Monday 29 October 2012

Mockingjay

Mockingjay (The Hunger Games, #3)Mockingjay by Suzanne Collins
My rating: 4 of 5 stars


The conclusion to The Hunger Games series is aptly named “Mockingjay” after a bird that we are introduced to in the first novel which quickly becomes the symbol of rebellion and the struggle to overthrow the Capitol.

In some ways Mockingjay is extremely predictable and boring. I had already guessed from the second book that Katniss would become the face of the revolution and Mockingjay. elaborates on the journey of a girl from a young nobody to a mature leader. However, what occurs in that change is perhaps the most boring nature of the novel.

Following her rescue from the Quarter Quell games, Katniss is told that District 12 and everything that was once her home has been destroyed. A small amount of people were able to escape under the capable guidance of her friend Gale, but the future still looks dire. Peta has been taken by the Capitol along with a few other friends and Katniss must face her true feelings about who she loves and will choose to be with.

Here we are, faced with what could be an epic showdown between the Capitol and the rebellion forces, but for some reason Collins chooses to drag out the romantic triangle and examine Katniss’s every emotion and feeling, swinging for fear to confidence to anger to sheer stubborn will. Instead of creating a sympathetic character, I found myself growing increasingly annoyed with Katniss’s constant ruminations and introspective behaviour.

I might even speculate that the reader is more likely to become attached to the minor characters (Finnick, Beetee, Johanna, Leeg 1 and 2, Boggs etc) than Katniss herself. By the end of the novel I probably wouldn’t have minded if she had somehow lost her narrative voice and died. Instead, we are subjected to a brief round of excitement as the rebellion truly gets underway and then once again the plot is lost as Katniss sinks into yet another crisis and shuts down.

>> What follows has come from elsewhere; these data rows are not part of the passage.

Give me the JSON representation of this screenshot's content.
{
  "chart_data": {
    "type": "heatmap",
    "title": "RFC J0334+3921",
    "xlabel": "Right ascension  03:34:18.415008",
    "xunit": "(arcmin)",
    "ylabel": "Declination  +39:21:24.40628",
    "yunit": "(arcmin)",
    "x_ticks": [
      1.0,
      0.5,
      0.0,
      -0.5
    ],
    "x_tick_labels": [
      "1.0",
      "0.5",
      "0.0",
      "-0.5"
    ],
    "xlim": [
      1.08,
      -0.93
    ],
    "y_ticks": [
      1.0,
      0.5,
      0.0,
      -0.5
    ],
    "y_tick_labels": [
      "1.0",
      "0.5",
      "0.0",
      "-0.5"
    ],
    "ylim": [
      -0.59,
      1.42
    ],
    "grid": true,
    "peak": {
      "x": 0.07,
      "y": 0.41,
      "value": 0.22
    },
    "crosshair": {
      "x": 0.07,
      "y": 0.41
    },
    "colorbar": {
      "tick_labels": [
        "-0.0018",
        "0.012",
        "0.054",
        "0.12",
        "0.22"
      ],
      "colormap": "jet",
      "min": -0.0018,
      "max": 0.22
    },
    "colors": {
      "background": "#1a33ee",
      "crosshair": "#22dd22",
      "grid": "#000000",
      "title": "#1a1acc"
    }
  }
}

In the end the story played out in a strange momentum of slow, fast, slow, and fast. The slow parts consist of Katniss pondering and considering, the fast parts are when the plot truly speeds along. The difference between the speed of the plot is almost incredible; possibly it may have been more effective if Collins had maintained a better balanced plot.

However, what remains is an interesting story that I finished in three hours. What will compel the reader to finish the novel will be an interest in the fate of the characters presented to them. Even though many of my friends have told me they have not finished the novel because “it’s boring”, I found it titillating enough to get through and I give it four out of five stars because I found it a reasonably satisfactory conclusion to a great series.